June 3, 2022
Volunteers resume upcycling initiative of making foot mats
By Joy Rojas
With pandemic restrictions eased and businesses reopening, Tzu Chi’s recycling team from Old Balara Elementary School (OBES) took the opportunity to revive their upcycling initiative of turning excess fabric into useful items. When they started in 2018, the team composed mostly of mothers and housewives made cushiony seats and backrests with scraps of cotton. The comfy creations were donated to Tahanang Walang Hagdanan’s Persons with Disability, who experienced soreness from sitting in wheelchairs all day.
In recent weeks, the ladies resumed making floor mats out of loop lines, or the excess fabric of socks that resemble the elastic band of ponytail holders.
“The materials were sourced from a manufacturer of sports socks,” explains Tzu Chi Philippines Deputy CEO Woon Ng, head of the OBES recycling team. “Instead of selling them for fillers of throw pillows, which a lot of people buy, she decided to donate them to Tzu Chi. She feels that with Tzu Chi, the fabric can be turned into beautiful, more useful items that can help more people.”
Mission accomplished. Each foot mat is handwoven following a technique volunteers learned from a resource person provided by the sock manufacturer. “They are very special,” notes Woon of the finished products. “They are all handmade, so volunteers can excel and present their own artistic side.”
Shirley Pista, a volunteer since 2011, picked up the technique almost instantly. “I wasn’t serious at the time, for me it was just like playing,” says the mother of four and wife of a company driver. “But when the instructor came back the next day, we had already made our mats.”
Despite the deformity in her left hand caused by peripheral arterial occlusive disease, Violeta Picar mastered the skill well enough, she’s being tapped to teach others. It’s an assignment she eagerly accepted. “I hope they learn fast so more rugs can be produced and we can help more people,” says the volunteer since 2014 who sews and crochets for a living.
When the pandemic struck, the initiative became a source of livelihood for volunteers. Foot rugs were sold as disinfectant mats for people to wipe and dry their shoes on as they entered and exited hospitals and buildings. Sales were brisk and volunteers appreciated the chance to earn at a time when lockdowns left many people jobless.

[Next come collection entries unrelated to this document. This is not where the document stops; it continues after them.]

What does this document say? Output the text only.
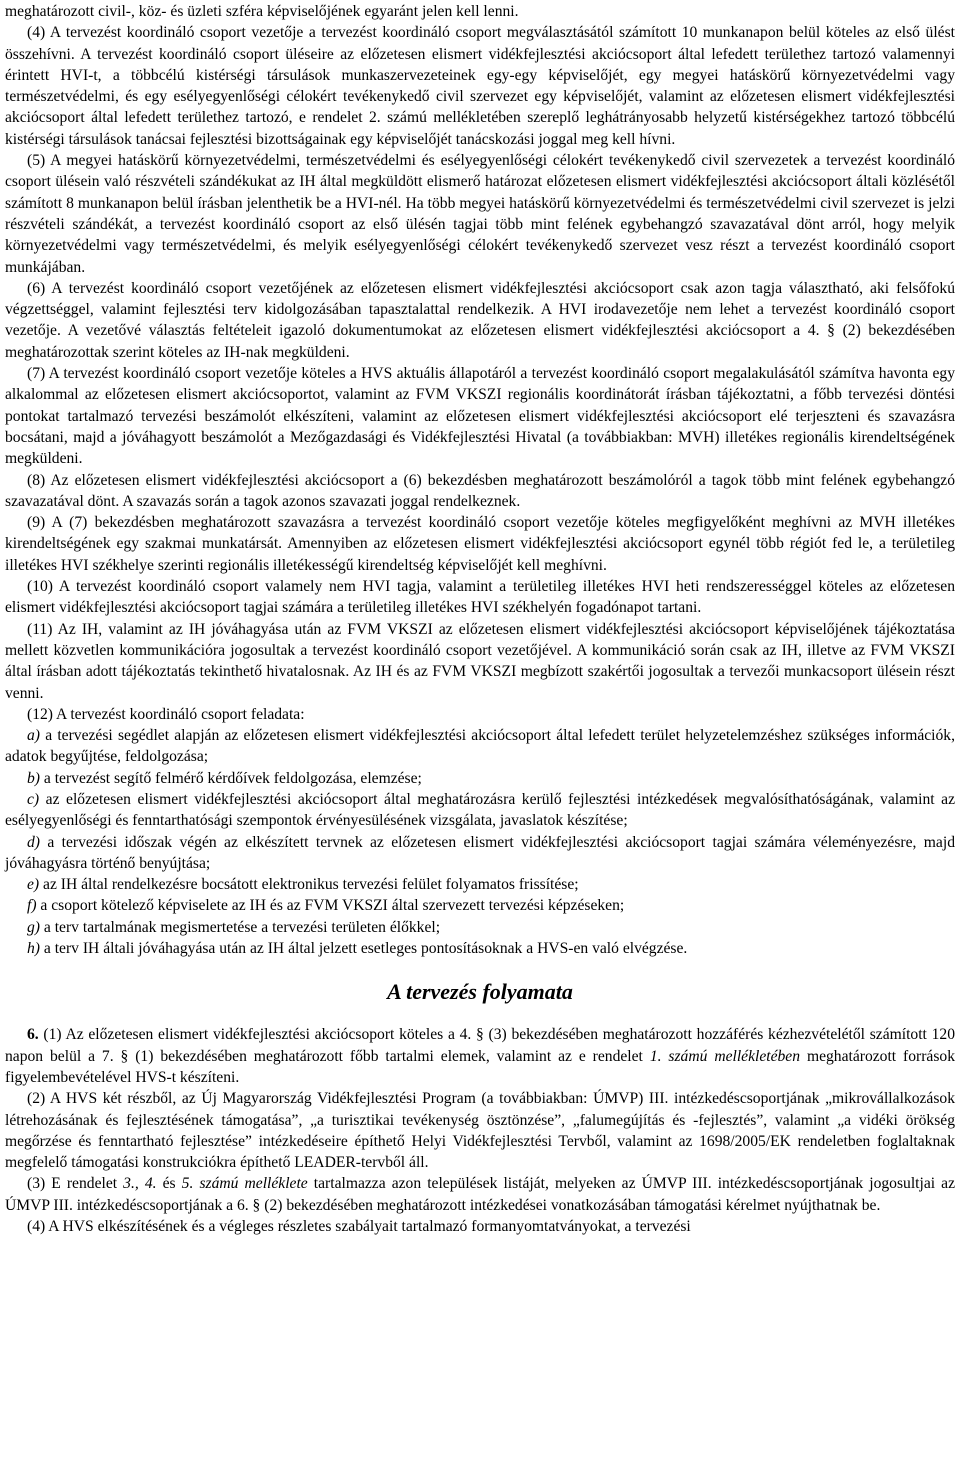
meghatározott civil-, köz- és üzleti szféra képviselőjének egyaránt jelen kell lenni.

(4) A tervezést koordináló csoport vezetője a tervezést koordináló csoport megválasztásától számított 10 munkanapon belül köteles az első ülést összehívni. A tervezést koordináló csoport üléseire az előzetesen elismert vidékfejlesztési akciócsoport által lefedett területhez tartozó valamennyi érintett HVI-t, a többcélú kistérségi társulások munkaszervezeteinek egy-egy képviselőjét, egy megyei hatáskörű környezetvédelmi vagy természetvédelmi, és egy esélyegyenlőségi célokért tevékenykedő civil szervezet egy képviselőjét, valamint az előzetesen elismert vidékfejlesztési akciócsoport által lefedett területhez tartozó, e rendelet 2. számú mellékletében szereplő leghátrányosabb helyzetű kistérségekhez tartozó többcélú kistérségi társulások tanácsai fejlesztési bizottságainak egy képviselőjét tanácskozási joggal meg kell hívni.

(5) A megyei hatáskörű környezetvédelmi, természetvédelmi és esélyegyenlőségi célokért tevékenykedő civil szervezetek a tervezést koordináló csoport ülésein való részvételi szándékukat az IH által megküldött elismerő határozat előzetesen elismert vidékfejlesztési akciócsoport általi közlésétől számított 8 munkanapon belül írásban jelenthetik be a HVI-nél. Ha több megyei hatáskörű környezetvédelmi és természetvédelmi civil szervezet is jelzi részvételi szándékát, a tervezést koordináló csoport az első ülésén tagjai több mint felének egybehangzó szavazatával dönt arról, hogy melyik környezetvédelmi vagy természetvédelmi, és melyik esélyegyenlőségi célokért tevékenykedő szervezet vesz részt a tervezést koordináló csoport munkájában.

(6) A tervezést koordináló csoport vezetőjének az előzetesen elismert vidékfejlesztési akciócsoport csak azon tagja választható, aki felsőfokú végzettséggel, valamint fejlesztési terv kidolgozásában tapasztalattal rendelkezik. A HVI irodavezetője nem lehet a tervezést koordináló csoport vezetője. A vezetővé választás feltételeit igazoló dokumentumokat az előzetesen elismert vidékfejlesztési akciócsoport a 4. § (2) bekezdésében meghatározottak szerint köteles az IH-nak megküldeni.

(7) A tervezést koordináló csoport vezetője köteles a HVS aktuális állapotáról a tervezést koordináló csoport megalakulásától számítva havonta egy alkalommal az előzetesen elismert akciócsoportot, valamint az FVM VKSZI regionális koordinátorát írásban tájékoztatni, a főbb tervezési döntési pontokat tartalmazó tervezési beszámolót elkészíteni, valamint az előzetesen elismert vidékfejlesztési akciócsoport elé terjeszteni és szavazásra bocsátani, majd a jóváhagyott beszámolót a Mezőgazdasági és Vidékfejlesztési Hivatal (a továbbiakban: MVH) illetékes regionális kirendeltségének megküldeni.

(8) Az előzetesen elismert vidékfejlesztési akciócsoport a (6) bekezdésben meghatározott beszámolóról a tagok több mint felének egybehangzó szavazatával dönt. A szavazás során a tagok azonos szavazati joggal rendelkeznek.

(9) A (7) bekezdésben meghatározott szavazásra a tervezést koordináló csoport vezetője köteles megfigyelőként meghívni az MVH illetékes kirendeltségének egy szakmai munkatársát. Amennyiben az előzetesen elismert vidékfejlesztési akciócsoport egynél több régiót fed le, a területileg illetékes HVI székhelye szerinti regionális illetékességű kirendeltség képviselőjét kell meghívni.

(10) A tervezést koordináló csoport valamely nem HVI tagja, valamint a területileg illetékes HVI heti rendszerességgel köteles az előzetesen elismert vidékfejlesztési akciócsoport tagjai számára a területileg illetékes HVI székhelyén fogadónapot tartani.

(11) Az IH, valamint az IH jóváhagyása után az FVM VKSZI az előzetesen elismert vidékfejlesztési akciócsoport képviselőjének tájékoztatása mellett közvetlen kommunikációra jogosultak a tervezést koordináló csoport vezetőjével. A kommunikáció során csak az IH, illetve az FVM VKSZI által írásban adott tájékoztatás tekinthető hivatalosnak. Az IH és az FVM VKSZI megbízott szakértői jogosultak a tervezői munkacsoport ülésein részt venni.

(12) A tervezést koordináló csoport feladata:

a) a tervezési segédlet alapján az előzetesen elismert vidékfejlesztési akciócsoport által lefedett terület helyzetelemzéshez szükséges információk, adatok begyűjtése, feldolgozása;

b) a tervezést segítő felmérő kérdőívek feldolgozása, elemzése;

c) az előzetesen elismert vidékfejlesztési akciócsoport által meghatározásra kerülő fejlesztési intézkedések megvalósíthatóságának, valamint az esélyegyenlőségi és fenntarthatósági szempontok érvényesülésének vizsgálata, javaslatok készítése;

d) a tervezési időszak végén az elkészített tervnek az előzetesen elismert vidékfejlesztési akciócsoport tagjai számára véleményezésre, majd jóváhagyásra történő benyújtása;

e) az IH által rendelkezésre bocsátott elektronikus tervezési felület folyamatos frissítése;

f) a csoport kötelező képviselete az IH és az FVM VKSZI által szervezett tervezési képzéseken;

g) a terv tartalmának megismertetése a tervezési területen élőkkel;

h) a terv IH általi jóváhagyása után az IH által jelzett esetleges pontosításoknak a HVS-en való elvégzése.

A tervezés folyamata

6. (1) Az előzetesen elismert vidékfejlesztési akciócsoport köteles a 4. § (3) bekezdésében meghatározott hozzáférés kézhezvételétől számított 120 napon belül a 7. § (1) bekezdésében meghatározott főbb tartalmi elemek, valamint az e rendelet 1. számú mellékletében meghatározott források figyelembevételével HVS-t készíteni.

(2) A HVS két részből, az Új Magyarország Vidékfejlesztési Program (a továbbiakban: ÚMVP) III. intézkedéscsoportjának „mikrovállalkozások létrehozásának és fejlesztésének támogatása”, „a turisztikai tevékenység ösztönzése”, „falumegújítás és -fejlesztés”, valamint „a vidéki örökség megőrzése és fenntartható fejlesztése” intézkedéseire építhető Helyi Vidékfejlesztési Tervből, valamint az 1698/2005/EK rendeletben foglaltaknak megfelelő támogatási konstrukciókra építhető LEADER-tervből áll.

(3) E rendelet 3., 4. és 5. számú melléklete tartalmazza azon települések listáját, melyeken az ÚMVP III. intézkedéscsoportjának jogosultjai az ÚMVP III. intézkedéscsoportjának a 6. § (2) bekezdésében meghatározott intézkedései vonatkozásában támogatási kérelmet nyújthatnak be.

(4) A HVS elkészítésének és a végleges részletes szabályait tartalmazó formanyomtatványokat, a tervezési
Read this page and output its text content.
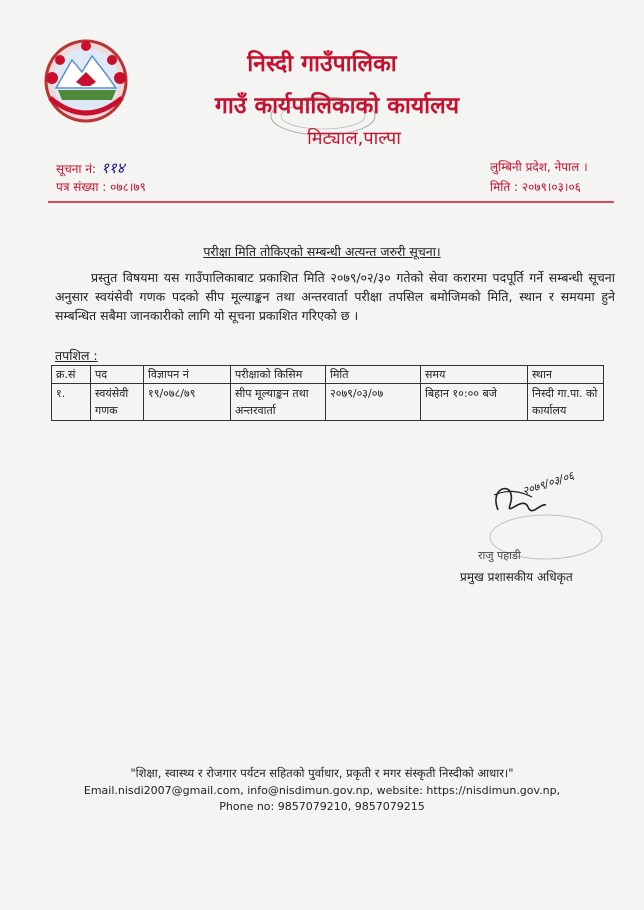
निस्दी गाउँपालिका
गाउँ कार्यपालिकाको कार्यालय
मिट्याल,पाल्पा
सूचना नं: ११४
पत्र संख्या : ०७८।७९
लुम्बिनी प्रदेश, नेपाल ।
मिति : २०७९।०३।०६
परीक्षा मिति तोकिएको सम्बन्धी अत्यन्त जरुरी सूचना।
प्रस्तुत विषयमा यस गाउँपालिकाबाट प्रकाशित मिति २०७९/०२/३० गतेको सेवा करारमा पदपूर्ति गर्ने सम्बन्धी सूचना अनुसार स्वयंसेवी गणक पदको सीप मूल्याङ्कन तथा अन्तरवार्ता परीक्षा तपसिल बमोजिमको मिति, स्थान र समयमा हुने सम्बन्धित सबैमा जानकारीको लागि यो सूचना प्रकाशित गरिएको छ ।
तपशिल :
क्र.सं	पद	विज्ञापन नं	परीक्षाको किसिम	मिति	समय	स्थान
१.	स्वयंसेवी गणक	१९/०७८/७९	सीप मूल्याङ्कन तथा अन्तरवार्ता	२०७९/०३/०७	बिहान १०:०० बजे	निस्दी गा.पा. को कार्यालय
२०७९/०३/०६
राजु पहाडी
प्रमुख प्रशासकीय अधिकृत
"शिक्षा, स्वास्थ्य र रोजगार पर्यटन सहितको पुर्वाधार, प्रकृती र मगर संस्कृती निस्दीको आधार।"
Email.nisdi2007@gmail.com, info@nisdimun.gov.np, website: https://nisdimun.gov.np,
Phone no: 9857079210, 9857079215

“It was a big help to us,” says Violeta, wife of a carpenter and mother to a child with Down Syndrome and a 3-year-old she adopted from relatives. “When my husband wasn’t working, he helped me make rugs or continued what I started. We were able to make a lot.”
Shirley feels a sense of pride in what she does. “Other people can’t believe that something meant to be thrown away can still be turned into something useful,” she says. “It’s a big thing for us to be able to help Tzu Chi by making foot rugs.”
Recycling and upcycling have a positive impact on the environment. They conserve natural resources like trees and water, reduce pollution on our land, air and seas, and do not add to the growing waste in landfills. But recycling and upcycling are beneficial to people too, providing them with jobs, new skills, and purpose and meaning in life.
“It’s quite interesting to learn something new,” says volunteer Elvira Chua. “Now that we are resuming this initiative, I feel happy and grateful to the person who taught us this skill.”
“Even if we stopped for a while, the help continued,” says Violeta, who presented herself to Tzu Chi after she chanced upon OBES volunteers busy with recycling projects. “Thank you, Tzu Chi, I’m glad I came to know of you.”